Une mémoire littéraire en uniforme
Sous les frondaisons du Centre culturel de la capitale, le bruissement discret des feuilles s’est mêlé, le 15 juillet, au murmure savant des lettrés réunis pour la seizième Journée nationale des Anciens enfants de troupe. Une assemblée d’officiers en tenue d’apparat, de critiques, d’étudiants et de diplomates a ainsi inauguré le premier café littéraire de l’association, consacrant d’emblée sa tribune à l’œuvre protéiforme du général de brigade Claude Emmanuel Eta-Onka, rappelé à Dieu le 25 décembre 2024. Ce choix symbolique, loin d’être anodin, inscrit la commémoration dans une dynamique de valorisation de l’héritage intellectuel des forces armées, au cœur d’une République qui ne cesse de revendiquer la symbiose entre sabre et plume.
Le lyrisme enraciné d’un général-poète
Panéliste principal, le secrétaire général adjoint des Aet, Serge Eugène Ghoma Boubanga, a déroulé une exégèse minutieuse de la production poétique du disparu. Sur onze ouvrages recensés, cinq recueils de vers rappellent que le général, auréolé dès 1973 du prix de poésie du dixième anniversaire de la Révolution, tenait l’alexandrin pour une discipline d’ascèse. Ses textes, lit-on, portent l’empreinte d’une enfance rythmée par les tambours régimentaires, d’une carrière sportive sous les drapeaux et du parfum des manguiers de la Cuvette. Au-delà de la célébration identitaire, son œuvre déploie un chant nationaliste mesuré, où le motif de la tradition épouse les contours d’une modernité africanisée. « Eta-Onka, observe M. Ghoma Boubanga, demeure un conservateur qui savait conjuguer les ruptures de l’histoire au temps long des lignages », une formulation qui souligne l’élégance d’un artisan de la langue refusant l’exotisme superficiel.

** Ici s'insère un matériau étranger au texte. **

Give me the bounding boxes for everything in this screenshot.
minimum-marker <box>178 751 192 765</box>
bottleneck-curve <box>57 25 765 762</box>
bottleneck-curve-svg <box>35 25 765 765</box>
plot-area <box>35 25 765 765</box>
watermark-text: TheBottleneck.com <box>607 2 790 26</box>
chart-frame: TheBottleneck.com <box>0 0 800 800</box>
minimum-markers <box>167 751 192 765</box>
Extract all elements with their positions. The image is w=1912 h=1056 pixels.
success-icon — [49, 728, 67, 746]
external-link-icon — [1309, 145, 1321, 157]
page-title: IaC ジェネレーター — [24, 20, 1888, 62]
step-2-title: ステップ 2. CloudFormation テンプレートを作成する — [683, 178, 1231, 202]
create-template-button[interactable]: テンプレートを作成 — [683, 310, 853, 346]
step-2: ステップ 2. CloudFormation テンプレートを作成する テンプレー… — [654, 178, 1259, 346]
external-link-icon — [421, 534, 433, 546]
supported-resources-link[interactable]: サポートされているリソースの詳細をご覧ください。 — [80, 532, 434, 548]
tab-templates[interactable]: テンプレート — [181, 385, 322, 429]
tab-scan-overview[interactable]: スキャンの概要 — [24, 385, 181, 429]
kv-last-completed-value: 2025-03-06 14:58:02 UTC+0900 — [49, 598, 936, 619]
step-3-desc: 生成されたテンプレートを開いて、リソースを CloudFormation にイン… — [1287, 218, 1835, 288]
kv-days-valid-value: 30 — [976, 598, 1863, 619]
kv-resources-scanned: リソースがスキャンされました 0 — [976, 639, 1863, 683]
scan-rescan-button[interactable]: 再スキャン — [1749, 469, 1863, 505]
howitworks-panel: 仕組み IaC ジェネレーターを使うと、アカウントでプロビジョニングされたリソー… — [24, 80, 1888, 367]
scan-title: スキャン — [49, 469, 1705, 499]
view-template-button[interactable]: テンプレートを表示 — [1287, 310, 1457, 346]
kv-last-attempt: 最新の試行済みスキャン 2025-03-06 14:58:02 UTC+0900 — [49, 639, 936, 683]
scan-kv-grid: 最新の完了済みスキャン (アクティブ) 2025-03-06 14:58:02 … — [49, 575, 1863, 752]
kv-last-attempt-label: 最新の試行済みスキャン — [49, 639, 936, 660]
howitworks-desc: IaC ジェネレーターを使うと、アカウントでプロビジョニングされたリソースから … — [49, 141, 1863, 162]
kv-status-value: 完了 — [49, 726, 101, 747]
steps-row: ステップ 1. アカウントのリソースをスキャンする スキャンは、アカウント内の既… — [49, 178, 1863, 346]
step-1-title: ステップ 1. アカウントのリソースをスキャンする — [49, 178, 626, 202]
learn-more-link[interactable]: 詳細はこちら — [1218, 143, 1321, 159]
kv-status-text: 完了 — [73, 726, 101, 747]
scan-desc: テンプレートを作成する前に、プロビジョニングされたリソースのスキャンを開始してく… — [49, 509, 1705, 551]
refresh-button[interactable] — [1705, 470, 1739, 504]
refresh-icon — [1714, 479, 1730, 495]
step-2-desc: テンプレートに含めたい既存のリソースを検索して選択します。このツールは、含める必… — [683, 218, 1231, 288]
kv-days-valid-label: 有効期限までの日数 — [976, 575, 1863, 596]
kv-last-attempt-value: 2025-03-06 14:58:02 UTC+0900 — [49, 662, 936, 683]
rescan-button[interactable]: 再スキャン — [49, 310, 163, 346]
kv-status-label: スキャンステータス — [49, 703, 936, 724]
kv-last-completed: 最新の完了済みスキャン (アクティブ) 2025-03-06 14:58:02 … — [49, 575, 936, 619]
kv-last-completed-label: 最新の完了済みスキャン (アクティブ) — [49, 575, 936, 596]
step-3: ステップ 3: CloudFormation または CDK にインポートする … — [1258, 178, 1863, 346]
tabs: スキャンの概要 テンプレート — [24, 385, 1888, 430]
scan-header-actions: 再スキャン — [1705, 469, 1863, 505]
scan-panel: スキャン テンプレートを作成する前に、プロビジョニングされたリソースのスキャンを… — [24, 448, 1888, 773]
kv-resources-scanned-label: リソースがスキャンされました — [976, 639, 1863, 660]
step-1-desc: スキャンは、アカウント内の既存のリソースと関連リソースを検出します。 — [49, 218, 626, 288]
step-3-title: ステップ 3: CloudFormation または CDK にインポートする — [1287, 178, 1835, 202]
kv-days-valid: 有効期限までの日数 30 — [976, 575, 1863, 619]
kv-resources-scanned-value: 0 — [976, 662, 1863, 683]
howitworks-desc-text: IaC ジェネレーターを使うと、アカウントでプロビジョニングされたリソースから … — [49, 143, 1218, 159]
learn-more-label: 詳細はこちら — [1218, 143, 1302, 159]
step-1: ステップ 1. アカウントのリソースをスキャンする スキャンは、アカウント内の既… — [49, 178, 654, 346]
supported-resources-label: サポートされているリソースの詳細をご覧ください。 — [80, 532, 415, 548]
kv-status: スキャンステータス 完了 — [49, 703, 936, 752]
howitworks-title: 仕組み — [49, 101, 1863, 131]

Entre caserne et bibliographie, un patrimoine menacé
Si la ferveur commémorative ne souffre d’aucun doute, la réalité éditoriale demeure plus incertaine. Nombre des ouvrages initialement confiés à de petites maisons d’édition locales ont disparu des rayons, victimes de tirages confidentiels, de faillites et parfois de l’humidité équatoriale. L’absence de ces textes sur le marché révèle l’un des angles morts de la politique du livre au Congo : la sauvegarde des manuscrits militaires. Le constat formulé par l’orateur rejoint les préoccupations d’archivistes qui, depuis quelques années, célèbrent l’urgence d’un dépôt légal renforcé. Le risque n’est pas seulement patrimonial ; il est également générationnel, car chaque recueil égaré soustrait aux jeunes recrues un pan de mémoire susceptible de cimenter le sentiment d’appartenance à la nation.
Un jalon pour la politique culturelle nationale
La présence du conseiller à la culture du Président de la République, le professeur Kadima Nzouzi, a conféré à la rencontre une portée institutionnelle. Suggérant l’organisation d’un colloque consacré aux écritures militaires, le haut fonctionnaire a inscrit l’initiative dans la continuité des orientations présidentielles en faveur de la diplomatie culturelle. À l’heure où les protocoles de coopération sud-sud intègrent la valorisation des industries créatives, l’hommage à Eta-Onka éclaire la capacité des forces armées à nourrir le soft power congolais. L’École préparatoire Général-Leclerc, en célébrant son jubilé, pourrait ainsi devenir le laboratoire d’une sociologie littéraire où l’expérience du terrain rencontre l’exigence académique.
Prospectives : relancer l’édition militaire congolaise
Au terme des échanges, une conviction s’est dégagée : l’avenir de l’œuvre d’Eta-Onka passe par une stratégie de republication adossée à un partenariat entre l’association des Aet, les éditeurs et les bibliothèques publiques. Déjà, le Forum des gens de lettres, conduit par l’écrivain Jessy Loemba, explore la piste d’une collection « Caserne et Lettres » qui offrirait, à intervalle régulier, des tirages respectables, accessibles aux centres de lecture des garnisons. Pareille démarche rejoindrait les attentes des organisations internationales qui plaident pour une démocratisation de la lecture en Afrique centrale. Plus largement, elle prolongerait l’effort de modernisation entrepris par le gouvernement pour consolider le socle culturel d’un développement endogène, un objectif que la célébration de Brazzaville vient subtilement rappeler. Le café littéraire aura donc fait bien plus qu’évoquer un nom : il a rouvert la voie d’un dialogue entre la mémoire combattante et la communauté savante, offrant à la République un supplément d’âme aussi discret qu’indispensable.